4. Aucune disposition ne fait obstacle à ce que les auteurs d'un document d'urbanisme instituent un emplacement réservé pour fixer une destination qui correspond déjà à l'usage actuel du terrain concerné, le propriétaire restant libre de l'utilisation de son terrain sous réserve qu'elle n'ait pas pour effet de rendre ce dernier incompatible avec la destination prévue par la réservation. Il ressort des pièces du dossier que l'emplacement réservé n° 6-13 contesté a pour objet la réalisation d'un projet consistant, d'une part, en l'aménagement d'un chemin piétonnier existant le long de l'Erdre et de ses accès et, d'autre part, en la création d'un espace vert. La réalisation de cet espace vert doit prendre place sur une emprise, empiétant notamment sur la parcelle cadastrée à la section NY sous le n° 620 appartenant à M. B..., qui n'est pas affectée à une destination d'espace vert et dont il ne ressort pas des pièces du dossier que, distante de près de 20 m des rives de l'Erdre, elle serait grevée par l'une des servitudes de marchepied ou de halage mentionnées à l'article L. 2131-2 du code général de la propriété des personnes publiques. Le moyen tiré de ce que le plan local d'urbanisme métropolitain ne pouvait légalement instituer un emplacement réservé dédié à une destination identique à celle qui serait garantie par une servitude légale grevant d'ores et déjà les mêmes terrains ne peut, dès lors, qu'être écarté comme manquant en fait.

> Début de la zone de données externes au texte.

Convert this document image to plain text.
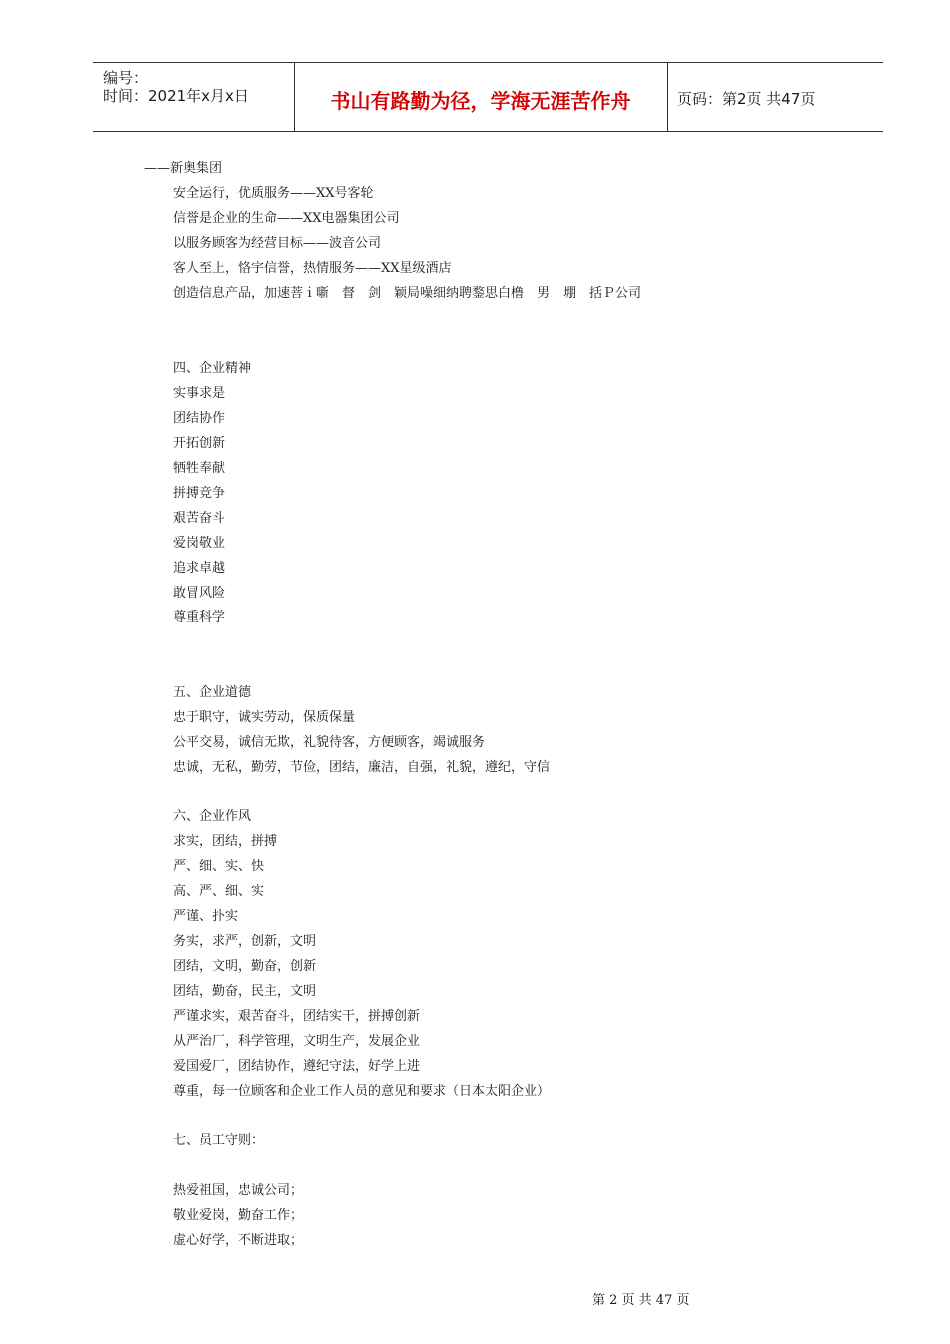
编号：
时间：2021年x月x日	书山有路勤为径，学海无涯苦作舟	页码：第2页 共47页
——新奥集团
安全运行，优质服务——XX号客轮
信誉是企业的生命——XX电器集团公司
以服务顾客为经营目标——波音公司
客人至上，恪宇信誉，热情服务——XX星级酒店
创造信息产品，加速菩ｉ噺　督　剑　颖局噪细纳聘鍪思白橹　男　堋　括Ｐ公司
四、企业精神
实事求是
团结协作
开拓创新
牺牲奉献
拼搏竞争
艰苦奋斗
爱岗敬业
追求卓越
敢冒风险
尊重科学
五、企业道德
忠于职守，诚实劳动，保质保量
公平交易，诚信无欺，礼貌待客，方便顾客，竭诚服务
忠诚，无私，勤劳，节俭，团结，廉洁，自强，礼貌，遵纪，守信
六、企业作风
求实，团结，拼搏
严、细、实、快
高、严、细、实
严谨、扑实
务实，求严，创新，文明
团结，文明，勤奋，创新
团结，勤奋，民主，文明
严谨求实，艰苦奋斗，团结实干，拼搏创新
从严治厂，科学管理，文明生产，发展企业
爱国爱厂，团结协作，遵纪守法，好学上进
尊重，每一位顾客和企业工作人员的意见和要求（日本太阳企业）
七、员工守则：
热爱祖国，忠诚公司；
敬业爱岗，勤奋工作；
虚心好学，不断进取；
第 2 页 共 47 页
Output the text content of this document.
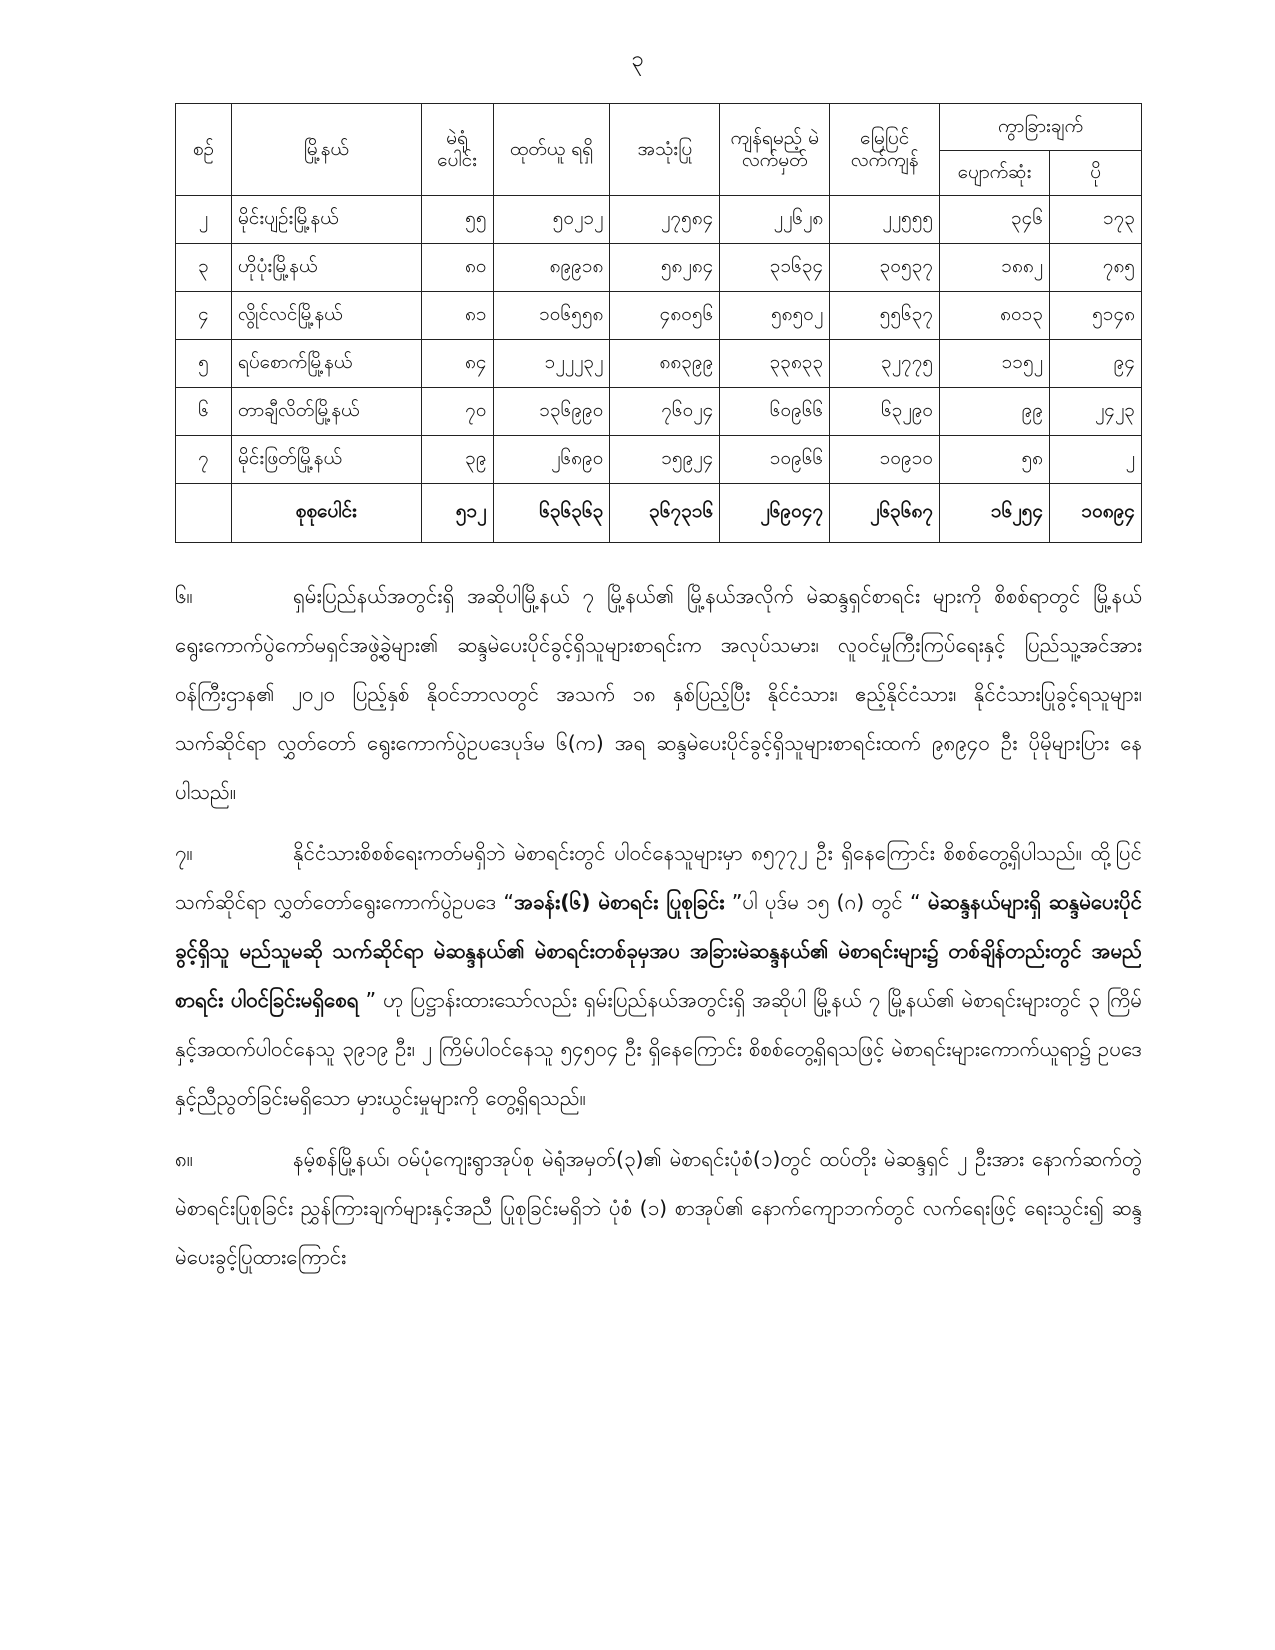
၃
စဉ်	မြို့နယ်	မဲရုံ ပေါင်း	ထုတ်ယူ ရရှိ	အသုံးပြု	ကျန်ရမည့် မဲလက်မှတ်	မြေပြင် လက်ကျန်	ကွာခြားချက်	
							ပျောက်ဆုံး	ပို
၂	မိုင်းပျဉ်းမြို့နယ်	၅၅	၅၀၂၁၂	၂၇၅၈၄	၂၂၆၂၈	၂၂၅၅၅	၃၄၆	၁၇၃
၃	ဟိုပုံးမြို့နယ်	၈၀	၈၉၉၁၈	၅၈၂၈၄	၃၁၆၃၄	၃၀၅၃၇	၁၈၈၂	၇၈၅
၄	လွိုင်လင်မြို့နယ်	၈၁	၁၀၆၅၅၈	၄၈၀၅၆	၅၈၅၀၂	၅၅၆၃၇	၈၀၁၃	၅၁၄၈
၅	ရပ်စောက်မြို့နယ်	၈၄	၁၂၂၂၃၂	၈၈၃၉၉	၃၃၈၃၃	၃၂၇၇၅	၁၁၅၂	၉၄
၆	တာချီလိတ်မြို့နယ်	၇၀	၁၃၆၉၉၀	၇၆၀၂၄	၆၀၉၆၆	၆၃၂၉၀	၉၉	၂၄၂၃
၇	မိုင်းဖြတ်မြို့နယ်	၃၉	၂၆၈၉၀	၁၅၉၂၄	၁၀၉၆၆	၁၀၉၁၀	၅၈	၂
	စုစုပေါင်း	၅၁၂	၆၃၆၃၆၃	၃၆၇၃၁၆	၂၆၉၀၄၇	၂၆၃၆၈၇	၁၆၂၅၄	၁၀၈၉၄

၆။	ရှမ်းပြည်နယ်အတွင်းရှိ အဆိုပါမြို့နယ် ၇ မြို့နယ်၏ မြို့နယ်အလိုက် မဲဆန္ဒရှင်စာရင်း များကို စိစစ်ရာတွင် မြို့နယ်ရွေးကောက်ပွဲကော်မရှင်အဖွဲ့ခွဲများ၏ ဆန္ဒမဲပေးပိုင်ခွင့်ရှိသူများစာရင်းက အလုပ်သမား၊ လူဝင်မှုကြီးကြပ်ရေးနှင့် ပြည်သူ့အင်အားဝန်ကြီးဌာန၏ ၂၀၂၀ ပြည့်နှစ် နိုဝင်ဘာလတွင် အသက် ၁၈ နှစ်ပြည့်ပြီး နိုင်ငံသား၊ ဧည့်နိုင်ငံသား၊ နိုင်ငံသားပြုခွင့်ရသူများ၊ သက်ဆိုင်ရာ လွှတ်တော် ရွေးကောက်ပွဲဥပဒေပုဒ်မ ၆(က) အရ ဆန္ဒမဲပေးပိုင်ခွင့်ရှိသူများစာရင်းထက် ၉၈၉၄၀ ဦး ပိုမိုများပြား နေပါသည်။

၇။	နိုင်ငံသားစိစစ်ရေးကတ်မရှိဘဲ မဲစာရင်းတွင် ပါဝင်နေသူများမှာ ၈၅၇၇၂ ဦး ရှိနေကြောင်း စိစစ်တွေ့ရှိပါသည်။ ထို့ပြင် သက်ဆိုင်ရာ လွှတ်တော်ရွေးကောက်ပွဲဥပဒေ “အခန်း(၆) မဲစာရင်း ပြုစုခြင်း ”ပါ ပုဒ်မ ၁၅ (ဂ) တွင် “ မဲဆန္ဒနယ်များရှိ ဆန္ဒမဲပေးပိုင်ခွင့်ရှိသူ မည်သူမဆို သက်ဆိုင်ရာ မဲဆန္ဒနယ်၏ မဲစာရင်းတစ်ခုမှအပ အခြားမဲဆန္ဒနယ်၏ မဲစာရင်းများ၌ တစ်ချိန်တည်းတွင် အမည် စာရင်း ပါဝင်ခြင်းမရှိစေရ ” ဟု ပြဋ္ဌာန်းထားသော်လည်း ရှမ်းပြည်နယ်အတွင်းရှိ အဆိုပါ မြို့နယ် ၇ မြို့နယ်၏ မဲစာရင်းများတွင် ၃ ကြိမ်နှင့်အထက်ပါဝင်နေသူ ၃၉၁၉ ဦး၊ ၂ ကြိမ်ပါဝင်နေသူ ၅၄၅၀၄ ဦး ရှိနေကြောင်း စိစစ်တွေ့ရှိရသဖြင့် မဲစာရင်းများကောက်ယူရာ၌ ဥပဒေနှင့်ညီညွတ်ခြင်းမရှိသော မှားယွင်းမှုများကို တွေ့ရှိရသည်။

၈။	နမ့်စန်မြို့နယ်၊ ဝမ်ပုံကျေးရွာအုပ်စု မဲရုံအမှတ်(၃)၏ မဲစာရင်းပုံစံ(၁)တွင် ထပ်တိုး မဲဆန္ဒရှင် ၂ ဦးအား နောက်ဆက်တွဲ မဲစာရင်းပြုစုခြင်း ညွှန်ကြားချက်များနှင့်အညီ ပြုစုခြင်းမရှိဘဲ ပုံစံ (၁) စာအုပ်၏ နောက်ကျောဘက်တွင် လက်ရေးဖြင့် ရေးသွင်း၍ ဆန္ဒမဲပေးခွင့်ပြုထားကြောင်း
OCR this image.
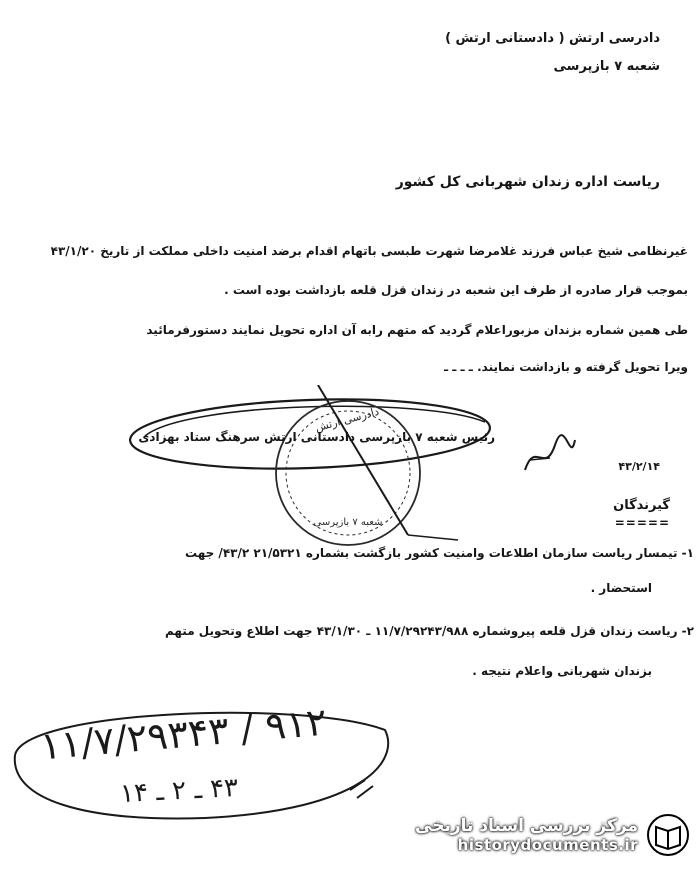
دادرسی ارتش ( دادستانی ارتش )
شعبه ۷ بازپرسی
ریاست اداره زندان شهربانی کل کشور
غیرنظامی شیخ عباس فرزند غلامرضا شهرت طبسی باتهام اقدام برضد امنیت داخلی مملکت از تاریخ ۴۳/۱/۲۰
بموجب قرار صادره از طرف این شعبه در زندان قزل قلعه بازداشت بوده است .
طی همین شماره بزندان مزبوراعلام گردید که متهم رابه آن اداره تحویل نمایند دستورفرمائید
ویرا تحویل گرفته و بازداشت نمایند. ـ ـ ـ ـ
دادرسی ارتش
شعبه ۷ بازپرسی
رئیس شعبه ۷ بازپرسی دادستانی ارتش سرهنگ ستاد بهزادی
۴۳/۲/۱۴
گیرندگان
=====
۱- تیمسار ریاست سازمان اطلاعات وامنیت کشور بازگشت بشماره ۲۱/۵۳۲۱ ۴۳/۲/ جهت
استحضار .
۲- ریاست زندان قزل قلعه پیروشماره ۱۱/۷/۲۹۲۴۳/۹۸۸ ـ ۴۳/۱/۳۰ جهت اطلاع وتحویل متهم
بزندان شهربانی واعلام نتیجه .
۱۱/۷/۲۹۳۴۳ / ۹۱۲
۴۳ ـ ۲ ـ ۱۴
مرکز بررسی اسناد تاریخی
historydocuments.ir
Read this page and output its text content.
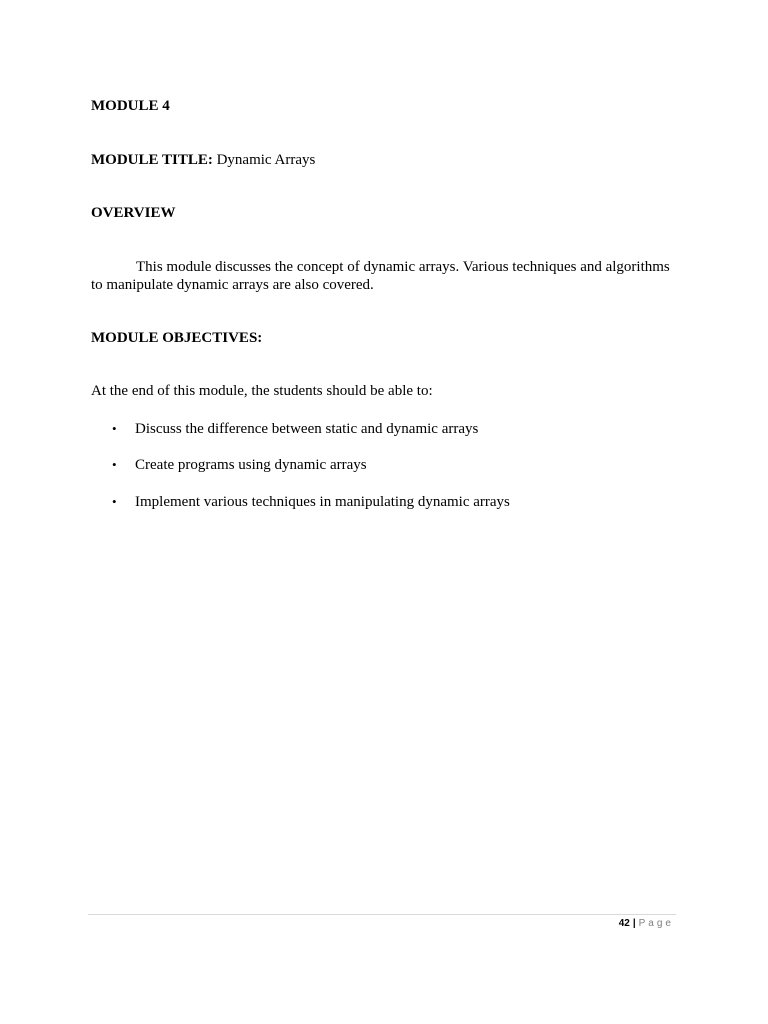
MODULE 4
MODULE TITLE: Dynamic Arrays
OVERVIEW
This module discusses the concept of dynamic arrays. Various techniques and algorithms to manipulate dynamic arrays are also covered.
MODULE OBJECTIVES:
At the end of this module, the students should be able to:
• Discuss the difference between static and dynamic arrays
• Create programs using dynamic arrays
• Implement various techniques in manipulating dynamic arrays
42 | Page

5. En deuxième lieu, aux termes de l'article L. 2131-6 du code général de la propriété des personnes publiques : " Dans le cas où l'autorité administrative compétente juge que la servitude de halage est insuffisante et veut établir, le long du cours d'eau, un chemin dans des conditions constantes de viabilité, elle doit, à défaut de consentement exprès des riverains, acquérir le terrain nécessaire à l'établissement du chemin en se conformant aux dispositions du code de l'expropriation pour cause d'utilité publique. ". L'emplacement réservé n° 6-13, qui grève des terrains dont la majeure partie n'est pas, au demeurant, située dans le périmètre d'une des servitudes mentionnées à l'article L. 2131-2 du code général de la propriété des personnes publiques, n'a pas seulement pour objet d'assurer la viabilité du chemin existant le long de l'Erdre, mais tend également à la création d'un espace vert. L'aménagement ainsi projeté par la commune de Nantes n'entre dès lors pas dans le champ des dispositions précitées de l'article L. 2131-6 du code général de la propriété des personnes publiques. Le moyen tiré de ce que l'institution de l'emplacement réservé litigieux pour réaliser cet espace vert serait entaché d'un détournement de procédure visant à soustraire la commune à l'obligation de recourir à la procédure d'expropriation pour cause d'utilité publique mentionnée à cet article ne peut, par suite, qu'être écarté.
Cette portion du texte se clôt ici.